In this context, other data of notorious interest are the paradigms that involve the level of satisfaction with LARCs, since this is associated with the maintenance of the methods by many authors.12,14,19,49,50 This relevance is part of the possibility of using the best specific method for each population by understanding the factors that would lead women to discontinue the method, for example. The present research suggests that satisfaction, analyzed by questioning the recommendation of the method to others, is not always linked to the continuity of the treatment despite being often related. Thus, we had withdrawal rate of approximately 5%, a pattern similar to that of the international literature, with a counseling rate of 97% for the copper IUD and 100% for Implanon.51–53 Given this data, the satisfaction with these methods, in addition to involving several issues such as effectiveness, the expectation regarding the product, and the service quality attributes, may also not always correlate with continuation of treatment.19,54,55
Therefore, the present work postulates that adequate global assistance and satisfaction rates provided by the family physician during women's health consultations were higher than in the literature.30 It is worth highlighting the need for further research to define whether satisfaction with the method is directly related to its continuity.

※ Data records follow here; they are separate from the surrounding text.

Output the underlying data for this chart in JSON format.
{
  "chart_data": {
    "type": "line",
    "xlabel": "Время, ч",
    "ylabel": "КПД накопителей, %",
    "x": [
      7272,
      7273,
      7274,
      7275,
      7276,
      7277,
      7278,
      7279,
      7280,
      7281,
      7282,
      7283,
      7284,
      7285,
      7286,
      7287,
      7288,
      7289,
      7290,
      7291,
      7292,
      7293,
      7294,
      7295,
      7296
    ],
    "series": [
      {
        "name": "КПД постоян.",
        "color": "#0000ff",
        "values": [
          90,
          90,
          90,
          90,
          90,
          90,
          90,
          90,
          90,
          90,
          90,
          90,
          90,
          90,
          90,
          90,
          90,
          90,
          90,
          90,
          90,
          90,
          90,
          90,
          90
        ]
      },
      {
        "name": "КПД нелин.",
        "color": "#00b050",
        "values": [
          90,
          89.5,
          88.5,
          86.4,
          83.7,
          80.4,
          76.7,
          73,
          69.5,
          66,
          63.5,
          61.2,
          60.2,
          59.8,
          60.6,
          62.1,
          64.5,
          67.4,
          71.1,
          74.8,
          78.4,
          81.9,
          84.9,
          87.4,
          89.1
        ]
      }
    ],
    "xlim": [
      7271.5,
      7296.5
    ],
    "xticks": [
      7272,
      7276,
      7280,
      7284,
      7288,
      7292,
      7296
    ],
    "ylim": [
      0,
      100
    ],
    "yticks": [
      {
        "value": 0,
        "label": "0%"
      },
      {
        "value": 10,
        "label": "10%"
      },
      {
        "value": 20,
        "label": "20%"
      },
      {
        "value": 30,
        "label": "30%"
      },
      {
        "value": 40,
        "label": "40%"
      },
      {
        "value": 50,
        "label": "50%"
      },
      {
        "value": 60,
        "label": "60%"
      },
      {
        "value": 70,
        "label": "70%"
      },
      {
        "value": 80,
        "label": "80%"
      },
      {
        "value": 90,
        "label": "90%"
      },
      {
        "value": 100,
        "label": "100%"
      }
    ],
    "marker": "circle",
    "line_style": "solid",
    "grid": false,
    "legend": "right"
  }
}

The Sousas district has a large population that does not depend exclusively on the SUS. As a result, we obtained a small number of women in both samples, and a control group that did not opt for LARCs was not included, which can create confounding biases. We had some limitations in data acquisition: ICD insertion errors, changes of address and phone number, high social vulnerability with low access to healthcare, and the small number of professionals performing Implanon insertion.
In 2020 and 2021, the whole world faced the COVID-19 pandemic, which had a multidimensional impact on health and, therefore, affected some data related to reproductive planning. This partly explains the worsening of the indicators studied from 2020 onwards.
The data presented suggest that women choose methods according to the guidance of their physician or health professionals and opt for LARCs due to their ease of use and low failure rate. Additionally, the possible improvement of important clinical parameters for the general wellbeing of women, such as libido, mood, and BMI related to LARCs, is highlighted. Furthermore, family medicine residents make a correct indication and insertion of LARCs, with adequate advice and assistance provided. Further research and a more longitudinal outlook are needed to detail other aspects relevant to the LARCs in the Sousas territory, as well as to be able to externalize our results to other realities.